In der Musikwelt sorgt ein neuer Trend für Aufsehen: KI-generierte Songs erobern die Charts. Erst kürzlich schaffte es “Walk my Walk” des computergenerierten Countrysängers “Breaking Rust” an die Spitze der US-Billboard-Charts in der Kategorie “Country Digital Song Sales”. Auch in Deutschland war bereits im vergangenen Sommer mit “Verknallt in einen Talahon” ein teilweise KI-produzierter Song erfolgreich, wobei hier der Text noch von einem menschlichen Produzenten stammte. Die Unterscheidung zwischen künstlich erzeugter und von Menschen komponierter Musik wird dabei zunehmend schwieriger, wie eine aktuelle Untersuchung belegt.
Eine gemeinsame Studie der französischen Streaming-Plattform Deezer und des Marktforschungsinstituts Ipsos zeigt ein erstaunliches Ergebnis: 97 Prozent der Teilnehmer konnten nicht erkennen, ob ein Lied von einer künstlichen Intelligenz oder von Menschen erschaffen wurde.
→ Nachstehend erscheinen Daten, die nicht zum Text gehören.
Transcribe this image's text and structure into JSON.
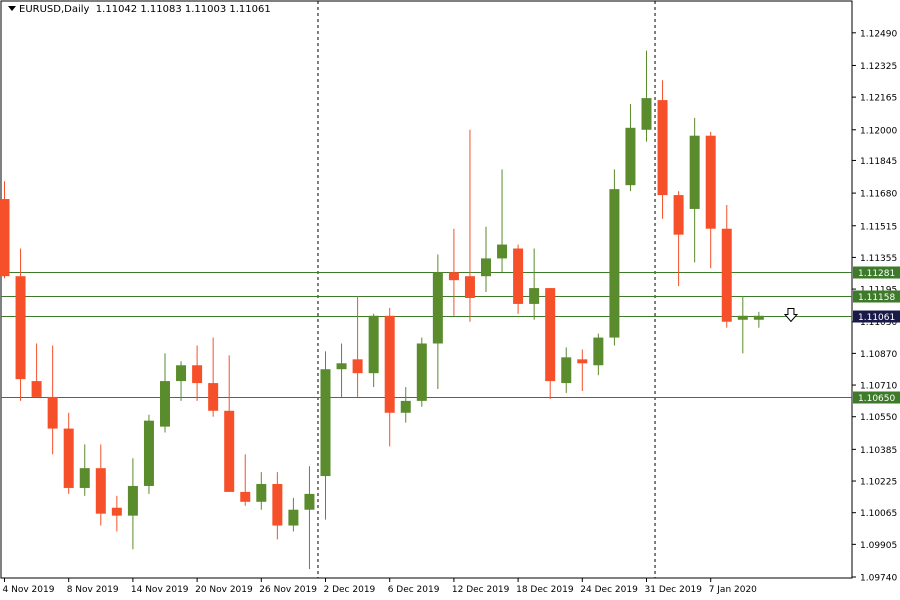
{
  "header": {
    "symbol": "EURUSD,Daily",
    "ohlc": "1.11042 1.11083 1.11003 1.11061"
  },
  "colors": {
    "bull": "#5a8b2c",
    "bear": "#f5502a",
    "grid": "#000000",
    "hline": "#3d7a2a",
    "price_box": "#1a1a4a"
  },
  "chart_data": {
    "type": "candlestick",
    "ylim": [
      1.0974,
      1.1258
    ],
    "y_ticks": [
      "1.12490",
      "1.12325",
      "1.12165",
      "1.12000",
      "1.11845",
      "1.11680",
      "1.11515",
      "1.11355",
      "1.11195",
      "1.11030",
      "1.10870",
      "1.10710",
      "1.10550",
      "1.10385",
      "1.10225",
      "1.10065",
      "1.09905",
      "1.09740"
    ],
    "x_labels": [
      {
        "index": 0,
        "label": "4 Nov 2019"
      },
      {
        "index": 4,
        "label": "8 Nov 2019"
      },
      {
        "index": 8,
        "label": "14 Nov 2019"
      },
      {
        "index": 12,
        "label": "20 Nov 2019"
      },
      {
        "index": 16,
        "label": "26 Nov 2019"
      },
      {
        "index": 20,
        "label": "2 Dec 2019"
      },
      {
        "index": 24,
        "label": "6 Dec 2019"
      },
      {
        "index": 28,
        "label": "12 Dec 2019"
      },
      {
        "index": 32,
        "label": "18 Dec 2019"
      },
      {
        "index": 36,
        "label": "24 Dec 2019"
      },
      {
        "index": 40,
        "label": "31 Dec 2019"
      },
      {
        "index": 44,
        "label": "7 Jan 2020"
      }
    ],
    "separators": [
      20,
      41
    ],
    "candles": [
      {
        "o": 1.1165,
        "h": 1.1174,
        "l": 1.1125,
        "c": 1.1126
      },
      {
        "o": 1.1126,
        "h": 1.114,
        "l": 1.1063,
        "c": 1.1074
      },
      {
        "o": 1.1073,
        "h": 1.1092,
        "l": 1.1065,
        "c": 1.1065
      },
      {
        "o": 1.1065,
        "h": 1.1091,
        "l": 1.1036,
        "c": 1.1049
      },
      {
        "o": 1.1049,
        "h": 1.1057,
        "l": 1.1016,
        "c": 1.1019
      },
      {
        "o": 1.1019,
        "h": 1.1041,
        "l": 1.1015,
        "c": 1.1029
      },
      {
        "o": 1.1029,
        "h": 1.1041,
        "l": 1.1,
        "c": 1.1006
      },
      {
        "o": 1.1009,
        "h": 1.1015,
        "l": 1.0997,
        "c": 1.1005
      },
      {
        "o": 1.1005,
        "h": 1.1034,
        "l": 1.0988,
        "c": 1.102
      },
      {
        "o": 1.102,
        "h": 1.1056,
        "l": 1.1016,
        "c": 1.1053
      },
      {
        "o": 1.105,
        "h": 1.1087,
        "l": 1.1047,
        "c": 1.1073
      },
      {
        "o": 1.1073,
        "h": 1.1083,
        "l": 1.1063,
        "c": 1.1081
      },
      {
        "o": 1.1081,
        "h": 1.1091,
        "l": 1.1063,
        "c": 1.1072
      },
      {
        "o": 1.1072,
        "h": 1.1095,
        "l": 1.1055,
        "c": 1.1058
      },
      {
        "o": 1.1058,
        "h": 1.1086,
        "l": 1.1017,
        "c": 1.1017
      },
      {
        "o": 1.1017,
        "h": 1.1036,
        "l": 1.101,
        "c": 1.1012
      },
      {
        "o": 1.1012,
        "h": 1.1027,
        "l": 1.1008,
        "c": 1.1021
      },
      {
        "o": 1.1021,
        "h": 1.1027,
        "l": 1.0993,
        "c": 1.1
      },
      {
        "o": 1.1,
        "h": 1.1014,
        "l": 1.0997,
        "c": 1.1008
      },
      {
        "o": 1.1008,
        "h": 1.103,
        "l": 1.0978,
        "c": 1.1016
      },
      {
        "o": 1.1025,
        "h": 1.1088,
        "l": 1.1003,
        "c": 1.1079
      },
      {
        "o": 1.1079,
        "h": 1.1092,
        "l": 1.1065,
        "c": 1.1082
      },
      {
        "o": 1.1084,
        "h": 1.1116,
        "l": 1.1065,
        "c": 1.1077
      },
      {
        "o": 1.1077,
        "h": 1.1107,
        "l": 1.107,
        "c": 1.1106
      },
      {
        "o": 1.1106,
        "h": 1.111,
        "l": 1.104,
        "c": 1.1057
      },
      {
        "o": 1.1057,
        "h": 1.107,
        "l": 1.1052,
        "c": 1.1063
      },
      {
        "o": 1.1063,
        "h": 1.1095,
        "l": 1.106,
        "c": 1.1092
      },
      {
        "o": 1.1092,
        "h": 1.1137,
        "l": 1.1069,
        "c": 1.1128
      },
      {
        "o": 1.1128,
        "h": 1.115,
        "l": 1.1106,
        "c": 1.1124
      },
      {
        "o": 1.1126,
        "h": 1.12,
        "l": 1.1103,
        "c": 1.1115
      },
      {
        "o": 1.1126,
        "h": 1.1151,
        "l": 1.1118,
        "c": 1.1135
      },
      {
        "o": 1.1135,
        "h": 1.118,
        "l": 1.1128,
        "c": 1.1142
      },
      {
        "o": 1.114,
        "h": 1.1142,
        "l": 1.1107,
        "c": 1.1112
      },
      {
        "o": 1.1112,
        "h": 1.114,
        "l": 1.1104,
        "c": 1.112
      },
      {
        "o": 1.112,
        "h": 1.112,
        "l": 1.1064,
        "c": 1.1073
      },
      {
        "o": 1.1072,
        "h": 1.109,
        "l": 1.1067,
        "c": 1.1085
      },
      {
        "o": 1.1084,
        "h": 1.1089,
        "l": 1.1068,
        "c": 1.1082
      },
      {
        "o": 1.1081,
        "h": 1.1097,
        "l": 1.1076,
        "c": 1.1095
      },
      {
        "o": 1.1095,
        "h": 1.118,
        "l": 1.1091,
        "c": 1.117
      },
      {
        "o": 1.1172,
        "h": 1.1213,
        "l": 1.1169,
        "c": 1.1201
      },
      {
        "o": 1.12,
        "h": 1.124,
        "l": 1.1194,
        "c": 1.1216
      },
      {
        "o": 1.1215,
        "h": 1.1225,
        "l": 1.1155,
        "c": 1.1167
      },
      {
        "o": 1.1167,
        "h": 1.1169,
        "l": 1.1121,
        "c": 1.1147
      },
      {
        "o": 1.116,
        "h": 1.1206,
        "l": 1.1133,
        "c": 1.1197
      },
      {
        "o": 1.1197,
        "h": 1.1199,
        "l": 1.113,
        "c": 1.115
      },
      {
        "o": 1.115,
        "h": 1.1162,
        "l": 1.11,
        "c": 1.1103
      },
      {
        "o": 1.1104,
        "h": 1.1116,
        "l": 1.1087,
        "c": 1.1106
      },
      {
        "o": 1.1104,
        "h": 1.1108,
        "l": 1.11,
        "c": 1.1106
      }
    ],
    "levels": [
      {
        "value": 1.11281,
        "label": "1.11281"
      },
      {
        "value": 1.11158,
        "label": "1.11158"
      },
      {
        "value": 1.1065,
        "label": "1.10650"
      }
    ],
    "current_price": {
      "value": 1.11061,
      "label": "1.11061"
    },
    "arrow_at_index": 49
  }
}
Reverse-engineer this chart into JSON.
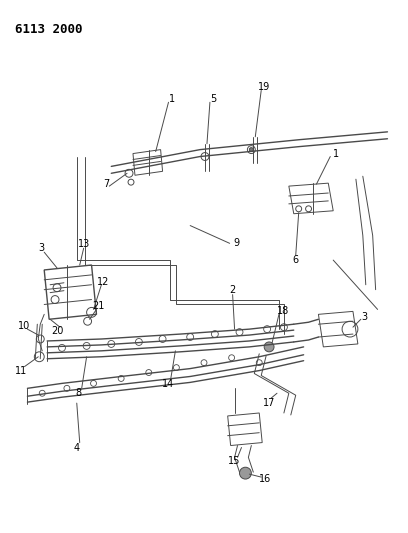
{
  "title_code": "6113 2000",
  "bg_color": "#ffffff",
  "line_color": "#4a4a4a",
  "label_color": "#000000",
  "fig_width": 4.08,
  "fig_height": 5.33,
  "dpi": 100
}
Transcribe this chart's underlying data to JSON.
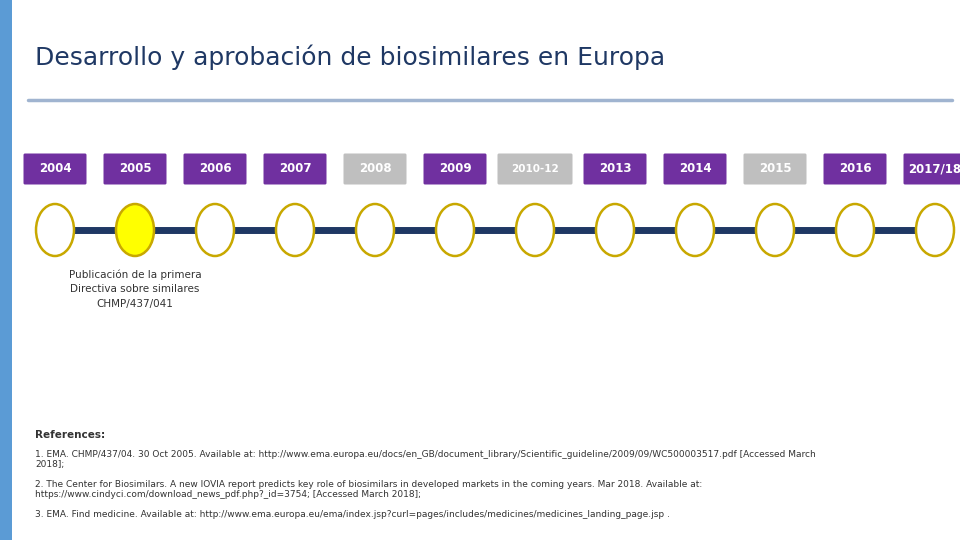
{
  "title": "Desarrollo y aprobación de biosimilares en Europa",
  "title_fontsize": 18,
  "title_color": "#1f3864",
  "background_color": "#ffffff",
  "left_bar_color": "#5b9bd5",
  "top_line_color": "#a0b4d0",
  "timeline_line_color": "#1f3864",
  "years": [
    "2004",
    "2005",
    "2006",
    "2007",
    "2008",
    "2009",
    "2010-12",
    "2013",
    "2014",
    "2015",
    "2016",
    "2017/18"
  ],
  "year_bg_colors": [
    "#7030a0",
    "#7030a0",
    "#7030a0",
    "#7030a0",
    "#bfbfbf",
    "#7030a0",
    "#bfbfbf",
    "#7030a0",
    "#7030a0",
    "#bfbfbf",
    "#7030a0",
    "#7030a0"
  ],
  "year_text_color": "#ffffff",
  "circle_fill_colors": [
    "#ffffff",
    "#ffff00",
    "#ffffff",
    "#ffffff",
    "#ffffff",
    "#ffffff",
    "#ffffff",
    "#ffffff",
    "#ffffff",
    "#ffffff",
    "#ffffff",
    "#ffffff"
  ],
  "circle_edge_color": "#c8a800",
  "annotation_index": 1,
  "annotation_text": "Publicación de la primera\nDirectiva sobre similares\nCHMP/437/041",
  "annotation_fontsize": 7.5,
  "references_title": "References:",
  "ref1": "1. EMA. CHMP/437/04. 30 Oct 2005. Available at: http://www.ema.europa.eu/docs/en_GB/document_library/Scientific_guideline/2009/09/WC500003517.pdf [Accessed March\n2018];",
  "ref2": "2. The Center for Biosimilars. A new IOVIA report predicts key role of biosimilars in developed markets in the coming years. Mar 2018. Available at:\nhttps://www.cindyci.com/download_news_pdf.php?_id=3754; [Accessed March 2018];",
  "ref3": "3. EMA. Find medicine. Available at: http://www.ema.europa.eu/ema/index.jsp?curl=pages/includes/medicines/medicines_landing_page.jsp ."
}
Für die Erhebung wurden 9000 Personen aus acht Ländern befragt, darunter die USA, Kanada, Brasilien, Großbritannien, Frankreich, die Niederlande, Deutschland und Japan. Von diesen nutzten 6791 Streaming-Dienste.
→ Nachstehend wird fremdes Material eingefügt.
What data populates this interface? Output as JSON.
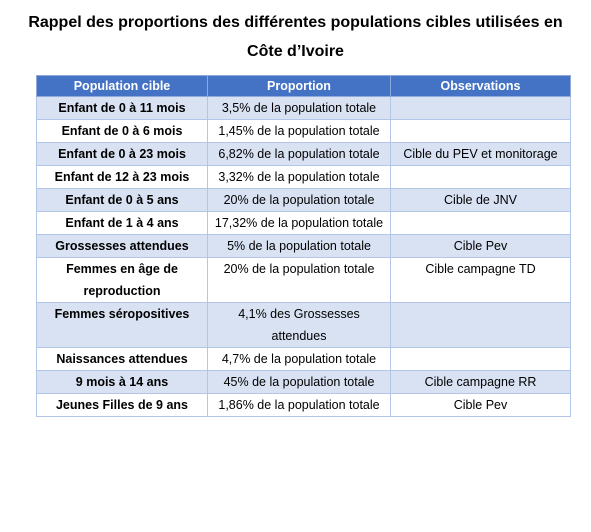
{
  "title": {
    "line1": "Rappel des proportions des différentes populations cibles utilisées en",
    "line2": "Côte d’Ivoire"
  },
  "table": {
    "headers": [
      "Population cible",
      "Proportion",
      "Observations"
    ],
    "rows": [
      {
        "population": "Enfant de 0 à 11 mois",
        "proportion": "3,5% de la population totale",
        "observations": ""
      },
      {
        "population": "Enfant de 0 à 6 mois",
        "proportion": "1,45% de la population totale",
        "observations": ""
      },
      {
        "population": "Enfant de 0 à 23 mois",
        "proportion": "6,82% de la population totale",
        "observations": "Cible du PEV et monitorage"
      },
      {
        "population": "Enfant de 12 à 23 mois",
        "proportion": "3,32% de la population totale",
        "observations": ""
      },
      {
        "population": "Enfant de 0 à 5 ans",
        "proportion": "20% de la population totale",
        "observations": "Cible de JNV"
      },
      {
        "population": "Enfant de 1 à 4 ans",
        "proportion": "17,32% de la population totale",
        "observations": ""
      },
      {
        "population": "Grossesses attendues",
        "proportion": "5% de la population totale",
        "observations": "Cible Pev"
      },
      {
        "population": "Femmes en âge de reproduction",
        "proportion": "20% de la population totale",
        "observations": "Cible campagne TD"
      },
      {
        "population": "Femmes séropositives",
        "proportion": "4,1% des Grossesses attendues",
        "observations": ""
      },
      {
        "population": "Naissances attendues",
        "proportion": "4,7% de la population totale",
        "observations": ""
      },
      {
        "population": "9 mois à 14 ans",
        "proportion": "45% de la population totale",
        "observations": "Cible campagne RR"
      },
      {
        "population": "Jeunes Filles de 9 ans",
        "proportion": "1,86% de la population totale",
        "observations": "Cible Pev"
      }
    ]
  },
  "colors": {
    "header_bg": "#4472c4",
    "row_shade": "#d9e2f3"
  }
}
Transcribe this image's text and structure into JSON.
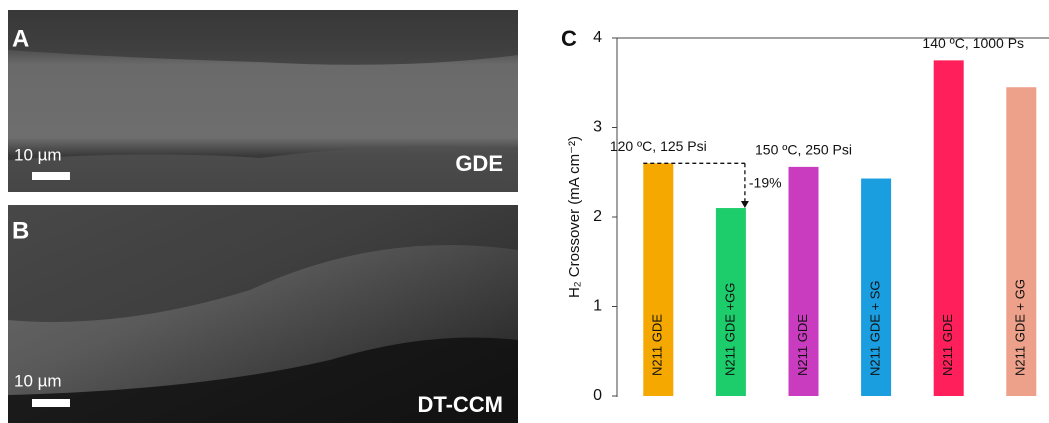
{
  "panels": [
    {
      "label": "A",
      "scale_bar": "10 µm",
      "caption": "GDE"
    },
    {
      "label": "B",
      "scale_bar": "10 µm",
      "caption": "DT-CCM"
    }
  ],
  "chart_data": {
    "type": "bar",
    "panel_label": "C",
    "y_label": "H₂ Crossover (mA cm⁻²)",
    "categories": [
      "N211 GDE",
      "N211 GDE +GG",
      "N211 GDE",
      "N211 GDE + SG",
      "N211 GDE",
      "N211 GDE + GG"
    ],
    "values": [
      2.6,
      2.1,
      2.56,
      2.43,
      3.75,
      3.45
    ],
    "colors": [
      "#f5a800",
      "#1dcc6b",
      "#c93bbf",
      "#1a9ee0",
      "#ff1f5b",
      "#eda08a"
    ],
    "annotations": [
      "120 ºC, 125 Psi",
      "150 ºC, 250 Psi",
      "140 ºC, 1000 Ps",
      "-19%"
    ],
    "ylim": [
      0,
      4
    ],
    "yticks": [
      0,
      1,
      2,
      3,
      4
    ]
  }
}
Im Test hörten die Teilnehmer drei Songs, von denen zwei KI-generiert waren und einer von menschlichen Künstlern stammte. Über die Hälfte der Befragten gab an, sich unwohl zu fühlen, weil sie den Unterschied nicht feststellen konnten.
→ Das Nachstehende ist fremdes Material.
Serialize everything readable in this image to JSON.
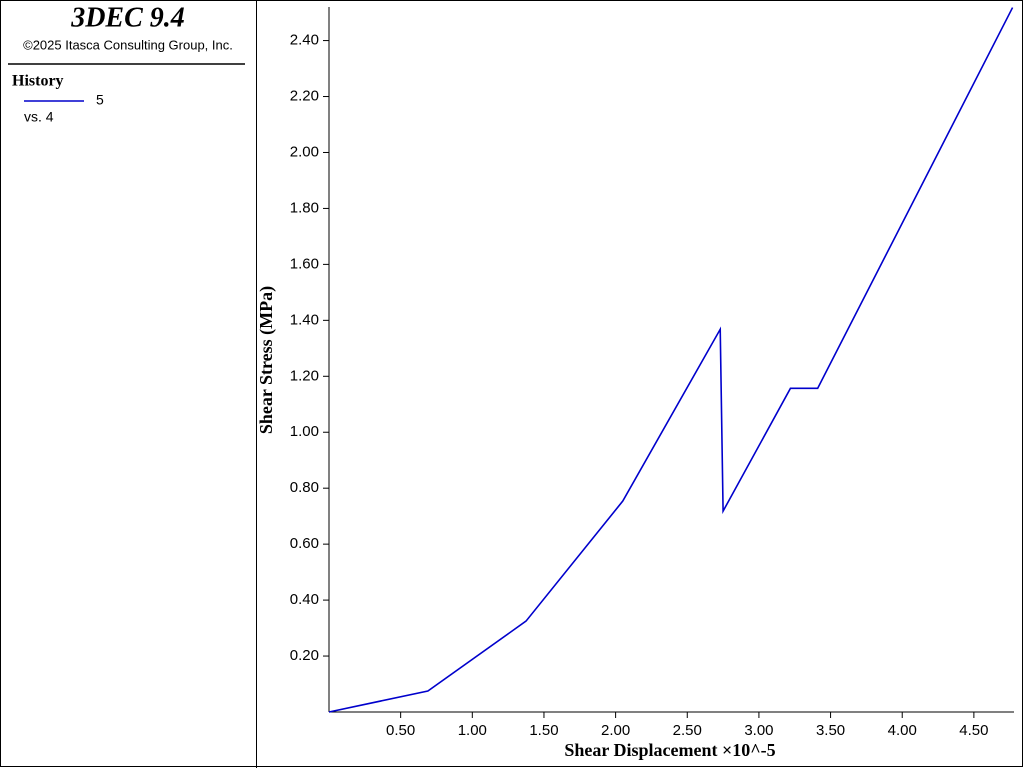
{
  "header": {
    "title": "3DEC 9.4",
    "copyright": "©2025 Itasca Consulting Group, Inc."
  },
  "chart_data": {
    "type": "line",
    "legend_title": "History",
    "legend_subtitle": "vs. 4",
    "x_label": "Shear Displacement ×10^-5",
    "y_label": "Shear Stress (MPa)",
    "series": [
      {
        "name": "5",
        "color": "#0000cc",
        "x": [
          0,
          0.69,
          1.375,
          2.05,
          2.73,
          2.75,
          3.22,
          3.41,
          4.77
        ],
        "values": [
          0,
          0.075,
          0.325,
          0.754,
          1.368,
          0.718,
          1.157,
          1.157,
          2.518
        ]
      }
    ],
    "xlim": [
      0,
      4.78
    ],
    "ylim": [
      0,
      2.52
    ],
    "xticks": [
      {
        "value": 0.5,
        "label": "0.50"
      },
      {
        "value": 1,
        "label": "1.00"
      },
      {
        "value": 1.5,
        "label": "1.50"
      },
      {
        "value": 2,
        "label": "2.00"
      },
      {
        "value": 2.5,
        "label": "2.50"
      },
      {
        "value": 3,
        "label": "3.00"
      },
      {
        "value": 3.5,
        "label": "3.50"
      },
      {
        "value": 4,
        "label": "4.00"
      },
      {
        "value": 4.5,
        "label": "4.50"
      }
    ],
    "yticks": [
      {
        "value": 0.2,
        "label": "0.20"
      },
      {
        "value": 0.4,
        "label": "0.40"
      },
      {
        "value": 0.6,
        "label": "0.60"
      },
      {
        "value": 0.8,
        "label": "0.80"
      },
      {
        "value": 1,
        "label": "1.00"
      },
      {
        "value": 1.2,
        "label": "1.20"
      },
      {
        "value": 1.4,
        "label": "1.40"
      },
      {
        "value": 1.6,
        "label": "1.60"
      },
      {
        "value": 1.8,
        "label": "1.80"
      },
      {
        "value": 2,
        "label": "2.00"
      },
      {
        "value": 2.2,
        "label": "2.20"
      },
      {
        "value": 2.4,
        "label": "2.40"
      }
    ],
    "grid": false
  }
}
Verbraucher fordern Transparenz
Die Umfrage offenbart klare Positionen zur Kennzeichnungspflicht: 80 Prozent der Befragten befürworten eine deutliche Markierung vollständig KI-generierter Musik. Rund 70 Prozent äußerten Bedenken, dass KI-Musik die Existenzgrundlage echter Musikerinnen und Musiker gefährden könnte, und sprachen sich dafür aus, dass KI-Künstler geringere Vergütungen von Streaming-Plattformen erhalten sollten. Viele Nutzer gaben zudem an, KI-generierte Inhalte beim Streaming zu überspringen.
Deezer-CEO Alexis Lanternier betonte gegenüber Reuters: “Wir sind fest davon überzeugt, dass Kreativität von Menschen hervorgebracht wird und dass diese geschützt werden sollten.” Der Streaming-Anbieter gibt an, mit eigens entwickelten KI-Tools sämtliche künstlich erzeugte Musik auf seiner Plattform identifizieren zu können – selbst wenn sie mit fortschrittlichen Programmen wie Suno oder Udio (KI-Musikgeneratoren) erstellt wurde. Letzteres kam beispielsweise bei “Verknallt in einen Talahon” zum Einsatz.
Rechtliche Konsequenzen
Lanternier vertritt eine klare Position: “KI-Unternehmen sollte es nicht erlaubt sein, ihre Modelle auf urheberrechtlich geschütztem Material zu trainieren.” Diese Haltung deckt sich mit einer aktuellen Entscheidung des Landgerichts München, das Anfang der Woche urteilte, dass OpenAI gegen das Urheberrecht verstößt, wenn es Liedtexte zum Training seiner KI-Systeme verwendet. Die deutsche Verwertungsgesellschaft GEMA hatte gegen den US-Konzern wegen neun konkreter Lieder geklagt, darunter Herbert Gronemeyers “Männer” und Helene Fischers “Atemlos”.
Das Urteil ist noch nicht rechtskräftig; OpenAI erwägt laut Deutsche Welle weitere rechtliche Schritte.